Mas é claro que nada pode ser tão fácil, seu corpo se levantou e começou a flutuar diante de mim, chamas azuis se acenderam por todo o seu corpo e o ferimento de bala se fechou em segundos, aproveitei a chance e atirei outra vez, mas a bala derreteu em pleno ar, o calor que ela emanava era insuportável.
—Esse lugar é minha casa, aqui eu sou Deus!—Ela lançou uma rajada de fogo contra mim.
Tentei abrir um portal pra me defender mas alguma coisa bloqueou meus poderes e acabei sendo atingido em cheio.
O fogo se espalhou pelo meu corpo rapidamente, porém eu não senti nada.
Aquilo não me machucava, ao mesmo tempo senti a marca no meu antebraço arder, aquela marca brilhava intensamente enquanto as chamas se dissiparam lentamente.
Jasper me olhava incrédula, sorri de lado ao ver sua reação.
—Não pode me ferir.
O Hatter apareceu ao meu lado e então senti alguma coisa tomar conta do corpo.

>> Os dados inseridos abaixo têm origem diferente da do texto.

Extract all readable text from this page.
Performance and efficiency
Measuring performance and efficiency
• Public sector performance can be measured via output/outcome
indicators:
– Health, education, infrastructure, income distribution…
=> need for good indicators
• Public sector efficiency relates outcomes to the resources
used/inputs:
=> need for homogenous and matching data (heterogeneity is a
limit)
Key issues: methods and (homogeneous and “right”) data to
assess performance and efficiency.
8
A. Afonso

—A dor e angústia das vítimas de um massacre marcaram a pele do receptáculo, tornando-o arauto do ressentimento e vingança.

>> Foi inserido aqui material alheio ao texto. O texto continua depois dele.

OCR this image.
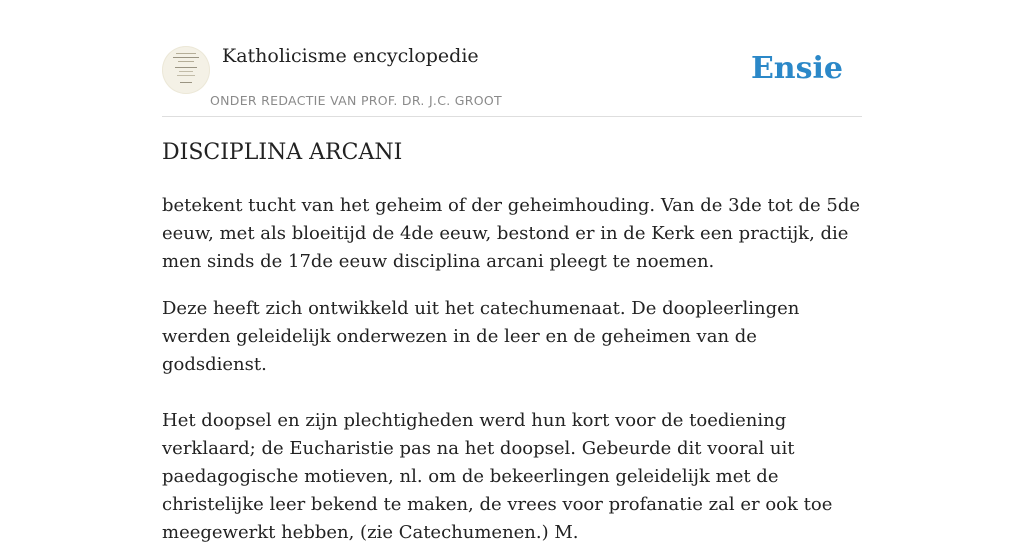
Katholicisme encyclopedie
ONDER REDACTIE VAN PROF. DR. J.C. GROOT
Ensie
DISCIPLINA ARCANI

betekent tucht van het geheim of der geheimhouding. Van de 3de tot de 5de eeuw, met als bloeitijd de 4de eeuw, bestond er in de Kerk een practijk, die men sinds de 17de eeuw disciplina arcani pleegt te noemen.

Deze heeft zich ontwikkeld uit het catechumenaat. De doopleerlingen werden geleidelijk onderwezen in de leer en de geheimen van de godsdienst.

Het doopsel en zijn plechtigheden werd hun kort voor de toediening verklaard; de Eucharistie pas na het doopsel. Gebeurde dit vooral uit paedagogische motieven, nl. om de bekeerlingen geleidelijk met de christelijke leer bekend te maken, de vrees voor profanatie zal er ook toe meegewerkt hebben, (zie Catechumenen.) M.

A voz que saia de mim era do Hatter ao mesmo tempo que caminhei, vi o mesmo ao meu lado, a arma em sua mão começou a pegar fogo e logo derreteu lentamente, o metal derretido começou a se fundir à pele do Hatter, cobrindo todo o seu braço agora era uma espécie de armadura com o metal negro moldado na forma de um braço esquelético, a ombreira era feita com quatro placas de metal afiadas retorcidas pra cima.
—O fogo do inferno é mais quente que qualquer outra brasa.—Vi a parte inferior daquela armadura se acender, se tornando um laranja vibrante, e logo a palma da mão do Hatter começou a pegar fogo.
Jasper avançou contra mim mas o Hatter foi mais rápido, e lançou uma bola de fogo nela e a acertou em cheio, ela foi jogada pra trás com uma força violenta, o mundo a nossa volta começou a ruir como vidro as paredes se rachando em pedaços assim como o vidro e logo estava de volta naquela tenda, Hebron me olhou assustado, mas seu espanto era direcionado ao Hatter.
—O seu Fable... Ele não é pistoleiro, ele é um Arcanum!